Avec la veille et le lobbying, la sécurité économique (SECO) est un des piliers de l’intelligence économique[1].  Aujourd’hui, aucun responsable, soucieux de la pérennisation et du développement de son activité, quelle qu’elle soit, ne peut en ignorer les fondements et se doit d’en maîtriser les principes.

 

L’Intelligence Economique : un état d’esprit, du bon sens et une volonté

Contrairement à l’image que nous renvoient quotidiennement les médias, la France dispose d’atouts indéniables pour rebondir sur le plan économique tout en préservant son identité et ses valeurs. Dans cette perspective, l’intelligence économique, démarche encore trop peu connue et trop peu pratiquée, constitue un levier puissant pour changer de paradigme, préserver et développer l’emploi.

L’intelligence économique, légale et déontologique, est la capacité de comprendre son environnement afin que la bonne personne possède la bonne information qui, au bon moment, lui permettra de saisir une chance ou d’écarter une menace. L’Intelligence Economique regroupe donc l’ensemble des actions coordonnées de recherche, de traitement, de distribution et de protection de l’information obtenue légalement, utile aux acteurs économiques en vue de la mise en œuvre de leurs stratégies individuelles et collectives.

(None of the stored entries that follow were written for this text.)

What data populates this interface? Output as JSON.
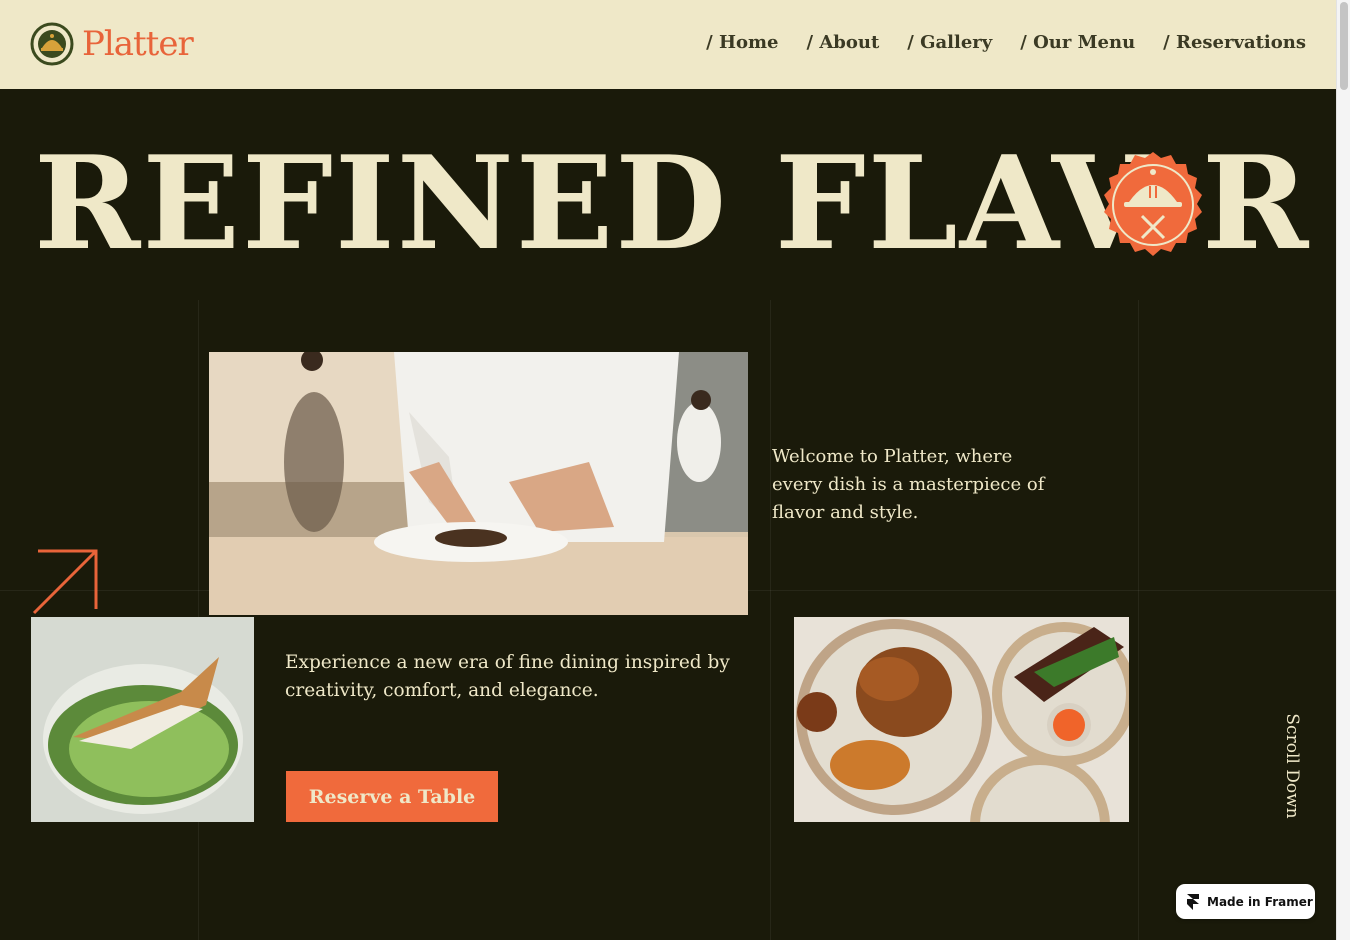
{
  "brand": {
    "name": "Platter"
  },
  "nav": {
    "items": [
      {
        "label": "/ Home"
      },
      {
        "label": "/ About"
      },
      {
        "label": "/ Gallery"
      },
      {
        "label": "/ Our Menu"
      },
      {
        "label": "/ Reservations"
      }
    ]
  },
  "hero": {
    "title_part1": "REFINED FLAV",
    "title_part2": "R",
    "welcome_text": "Welcome to Platter, where every dish is a masterpiece of flavor and style.",
    "experience_text": "Experience a new era of fine dining inspired by creativity, comfort, and elegance.",
    "cta_label": "Reserve a Table",
    "scroll_label": "Scroll Down"
  },
  "badge": {
    "label": "Made in Framer"
  },
  "colors": {
    "accent": "#f06a3c",
    "cream": "#efe8c8",
    "background": "#1a1a0a",
    "header_bg": "#efe8c8"
  },
  "icons": {
    "logo": "cloche-logo-icon",
    "hero_badge": "cloche-cutlery-icon",
    "arrow": "arrow-up-right-icon",
    "framer": "framer-icon"
  }
}
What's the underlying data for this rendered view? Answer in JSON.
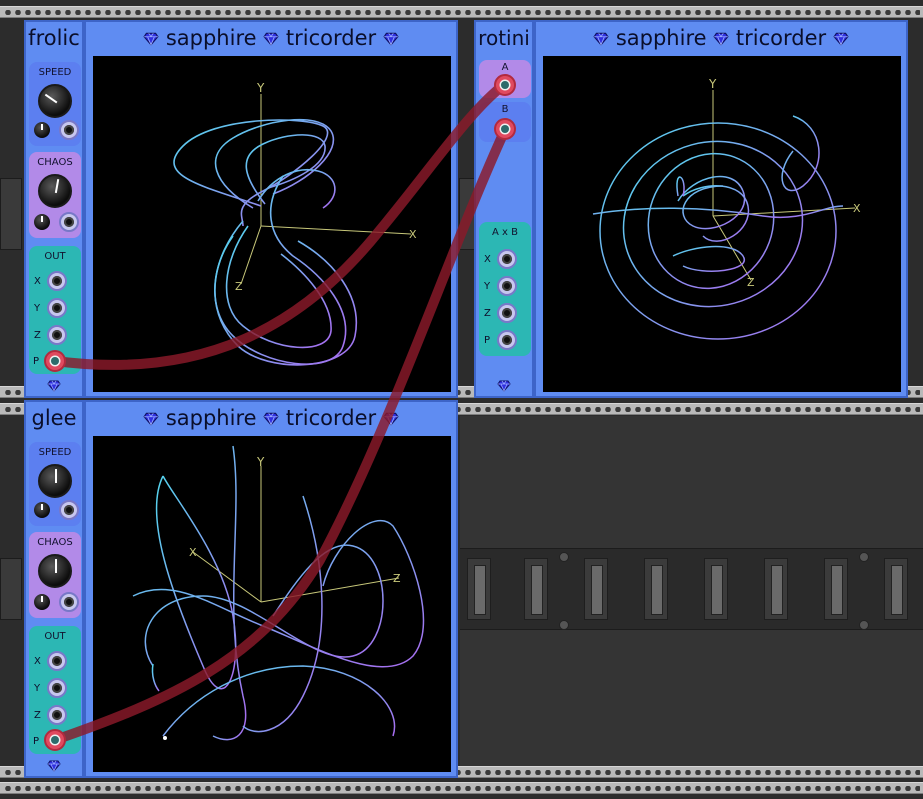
{
  "modules": {
    "frolic": {
      "title": "frolic",
      "speed_label": "SPEED",
      "chaos_label": "CHAOS",
      "out_label": "OUT",
      "outputs": [
        "X",
        "Y",
        "Z",
        "P"
      ]
    },
    "glee": {
      "title": "glee",
      "speed_label": "SPEED",
      "chaos_label": "CHAOS",
      "out_label": "OUT",
      "outputs": [
        "X",
        "Y",
        "Z",
        "P"
      ]
    },
    "rotini": {
      "title": "rotini",
      "input_a_label": "A",
      "input_b_label": "B",
      "out_label": "A x B",
      "outputs": [
        "X",
        "Y",
        "Z",
        "P"
      ]
    },
    "tricorder": {
      "brand": "sapphire",
      "name": "tricorder",
      "axis_x": "X",
      "axis_y": "Y",
      "axis_z": "Z"
    }
  },
  "colors": {
    "panel_blue": "#5f8cf2",
    "speed_section": "#5c7ff0",
    "chaos_section": "#b28ae8",
    "out_section": "#2cb7b4",
    "cable": "#8b1a2a",
    "trace_cyan": "#53d6ee",
    "trace_violet": "#a86cf0"
  },
  "icons": [
    "gem-icon",
    "knob-icon",
    "jack-icon",
    "plug-icon"
  ]
}
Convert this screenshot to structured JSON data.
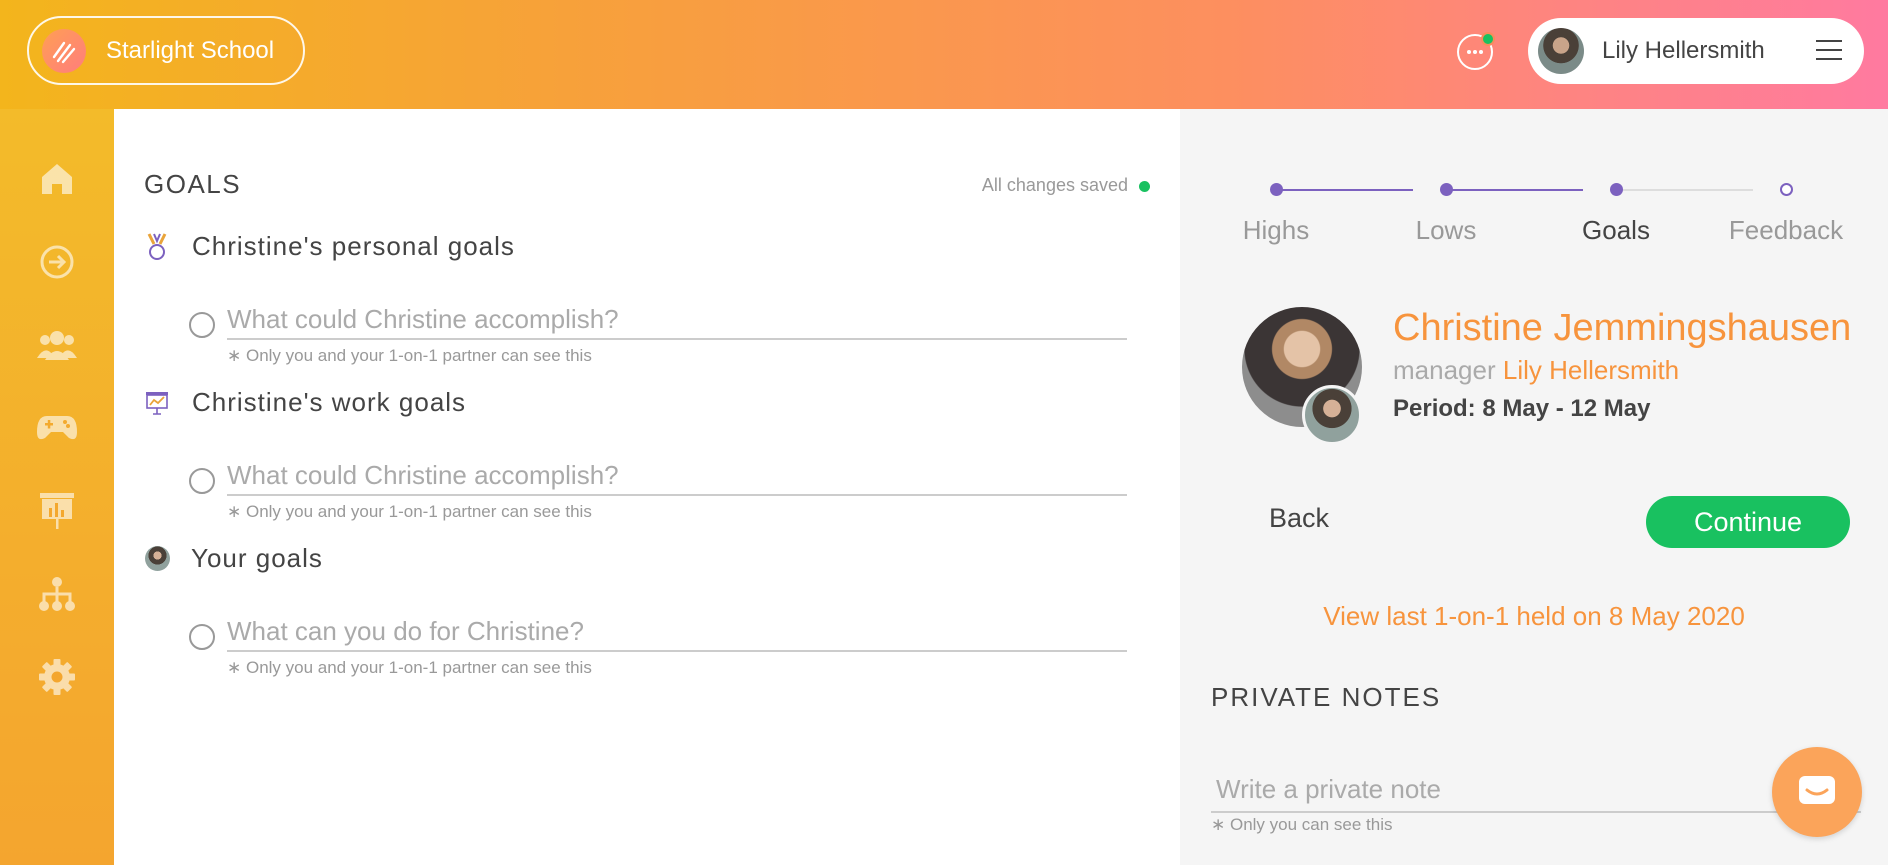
{
  "header": {
    "brand_name": "Starlight School",
    "user_name": "Lily Hellersmith"
  },
  "sidebar": {
    "items": [
      {
        "icon": "home-icon"
      },
      {
        "icon": "arrow-right-circle-icon"
      },
      {
        "icon": "team-icon"
      },
      {
        "icon": "gamepad-icon"
      },
      {
        "icon": "presentation-chart-icon"
      },
      {
        "icon": "org-chart-icon"
      },
      {
        "icon": "gear-icon"
      }
    ]
  },
  "main": {
    "title": "GOALS",
    "saved_status": "All changes saved",
    "sections": [
      {
        "icon": "medal-icon",
        "title": "Christine's personal goals",
        "placeholder": "What could Christine accomplish?",
        "note": "∗ Only you and your 1-on-1 partner can see this"
      },
      {
        "icon": "presentation-chart-icon",
        "title": "Christine's work goals",
        "placeholder": "What could Christine accomplish?",
        "note": "∗ Only you and your 1-on-1 partner can see this"
      },
      {
        "icon": "avatar",
        "title": "Your goals",
        "placeholder": "What can you do for Christine?",
        "note": "∗ Only you and your 1-on-1 partner can see this"
      }
    ]
  },
  "right": {
    "steps": [
      "Highs",
      "Lows",
      "Goals",
      "Feedback"
    ],
    "active_step": "Goals",
    "person_name": "Christine Jemmingshausen",
    "manager_prefix": "manager",
    "manager_name": "Lily Hellersmith",
    "period": "Period: 8 May - 12 May",
    "back_label": "Back",
    "continue_label": "Continue",
    "view_last_label": "View last 1-on-1 held on 8 May 2020",
    "private_title": "PRIVATE NOTES",
    "private_placeholder": "Write a private note",
    "private_note": "∗ Only you can see this"
  },
  "colors": {
    "accent_orange": "#f7943d",
    "continue_green": "#19c160",
    "step_purple": "#7c61bf"
  }
}
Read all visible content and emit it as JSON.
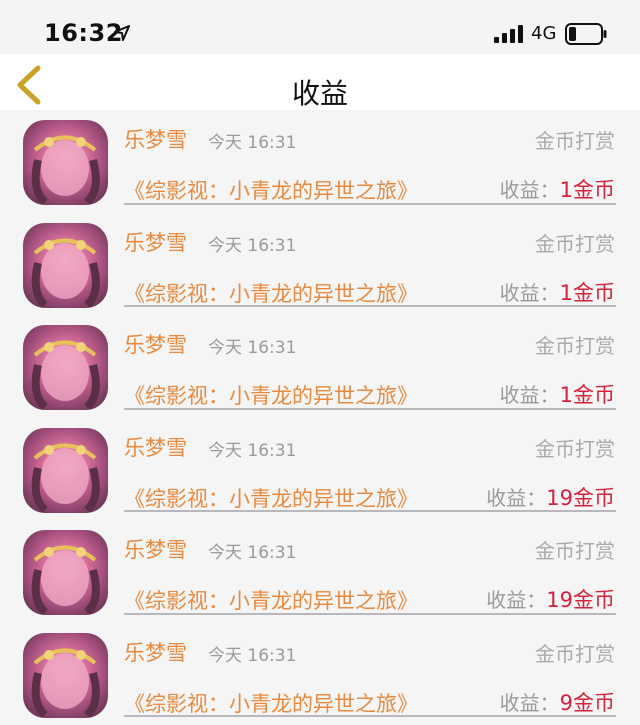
{
  "status_bar": {
    "time": "16:32",
    "network": "4G"
  },
  "nav": {
    "title": "收益"
  },
  "records": [
    {
      "name": "乐梦雪",
      "time": "今天 16:31",
      "type": "金币打赏",
      "book": "《综影视：小青龙的异世之旅》",
      "earn_label": "收益：",
      "amount": "1金币"
    },
    {
      "name": "乐梦雪",
      "time": "今天 16:31",
      "type": "金币打赏",
      "book": "《综影视：小青龙的异世之旅》",
      "earn_label": "收益：",
      "amount": "1金币"
    },
    {
      "name": "乐梦雪",
      "time": "今天 16:31",
      "type": "金币打赏",
      "book": "《综影视：小青龙的异世之旅》",
      "earn_label": "收益：",
      "amount": "1金币"
    },
    {
      "name": "乐梦雪",
      "time": "今天 16:31",
      "type": "金币打赏",
      "book": "《综影视：小青龙的异世之旅》",
      "earn_label": "收益：",
      "amount": "19金币"
    },
    {
      "name": "乐梦雪",
      "time": "今天 16:31",
      "type": "金币打赏",
      "book": "《综影视：小青龙的异世之旅》",
      "earn_label": "收益：",
      "amount": "19金币"
    },
    {
      "name": "乐梦雪",
      "time": "今天 16:31",
      "type": "金币打赏",
      "book": "《综影视：小青龙的异世之旅》",
      "earn_label": "收益：",
      "amount": "9金币"
    }
  ],
  "colors": {
    "accent": "#e98a3e",
    "amount": "#d1233b",
    "back_arrow": "#c9a227"
  },
  "icons": {
    "back": "chevron-left-icon",
    "location": "location-arrow-icon",
    "signal": "signal-bars-icon",
    "battery": "battery-icon"
  }
}
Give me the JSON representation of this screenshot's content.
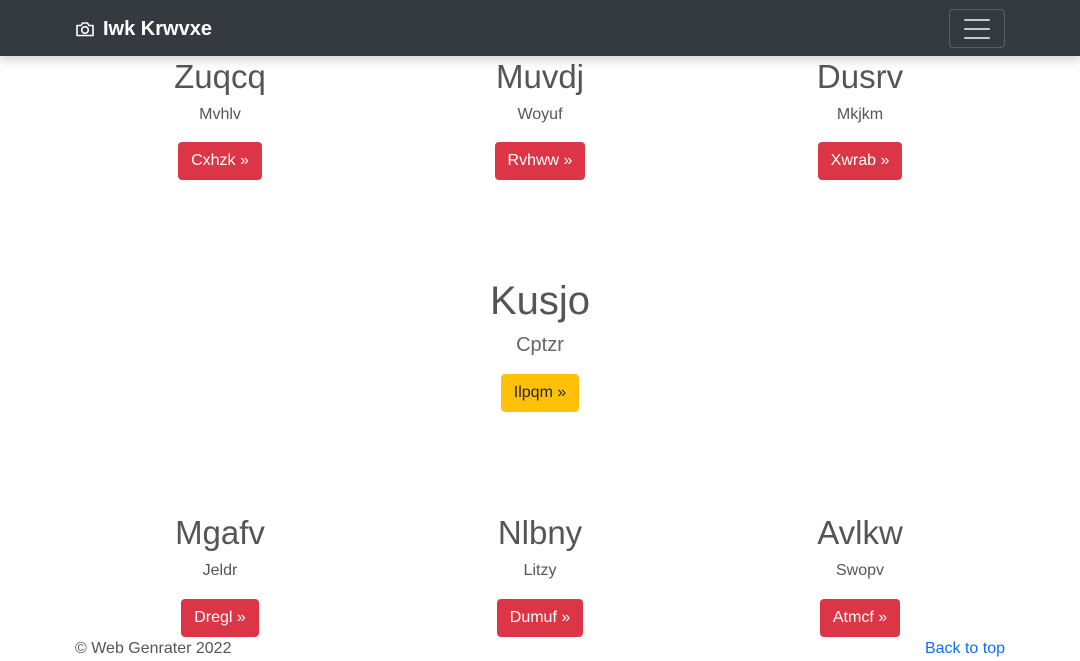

En France, la prise de conscience des modifications des règles du jeu géopolitique et géoéconomique mondial n’a pas été assez rapide pour assurer le succès immédiat de l’IE. Alors même que la description et l’analyse de ces changements constituaient le cœur du rapport Martre, publié en 1994, ce dernier n’a pas produit la révolution culturelle attendue. En effet, faute d’impulsion politique forte, hors quelques grands groupes industriels, l’IE s’est résumée à quelques expérimentations. Aujourd’hui, afin de combler son retard en la matière, la France dispose d’une structure : le Commissariat à l’Information Stratégique et à la Sécurité Economique (CISSE) qui dispose d’un service, le SISSE http://www.entreprises.gouv.fr/information-strategique-sisse chargé d’impulser et de coordonner l’action de l’Etat en matière d’IE.

Mais concrètement, en quoi la mise en place d’une démarche d’IE dans une entreprise ou au sein des collectivités territoriales est-elle bénéfique ?

Dans un contexte de mondialisation et de concurrence exacerbée, l’IE est une nécessité vitale. Les entreprises, les Etats et les territoires ne peuvent l’ignorer et se doivent d’implanter cette fonction comme ils le firent pour le marketing, la qualité ou plus récemment de développement durable à condition toutefois de l’appréhender dans toutes ses dimensions.

L’IE, c’est mobiliser de façon volontaire, coordonnée et simultanée toutes les ressources disponibles. C’est cette convergence qui permet le management fonctionnel de l’information.

Les six dimensions d’une démarche d’IE[2].

  1. Intégrer et orienter une démarche d’IE :

« Nul vent n’étant favorable pour celui qui ne sait où il va [3]», replacer l’IE dans le schéma systémique de l’entreprise (Capacités-Actifs-Offre-Métier) puis sensibiliser le personnel à la démarche, affiner sa stratégie, auditer son dispositif, diagnostiquer ses besoins informationnels et orienter ses actions grâce au cycle du renseignement et à l’approche Target Centric, le tout en n’oubliant pas de se référer à une charte éthique (cf. charte éthique de la FéPIE[4] par exemple).

  1. Surveiller son environnement pertinent :

Construire un plan de renseignement et de veille, connaître la typologie des sources d’information, apprendre à manager les sources humaines et à maîtriser les outils de recherche sur le web puis à automatiser (autant que faire se peut) sa veille…

  1. Traiter et analyser l’information stratégique :

Comprendre le processus d’analyse pour transformer les données en informations stratégiques, savoir traiter rapidement ces informations en prenant en compte les biais cognitifs, qualifier les sources, utiliser les outils avancés pour analyser les stratégies des concurrents et les représenter graphiquement pour mieux échanger…

  1. Manager l’information et la connaissance :

Savoir gérer l’information pour la capitaliser, la faire circuler et la transformer en connaissance, favoriser la constitution de communautés de pratique et le management en réseau, développer la co-prospective et mettre en place une war-room.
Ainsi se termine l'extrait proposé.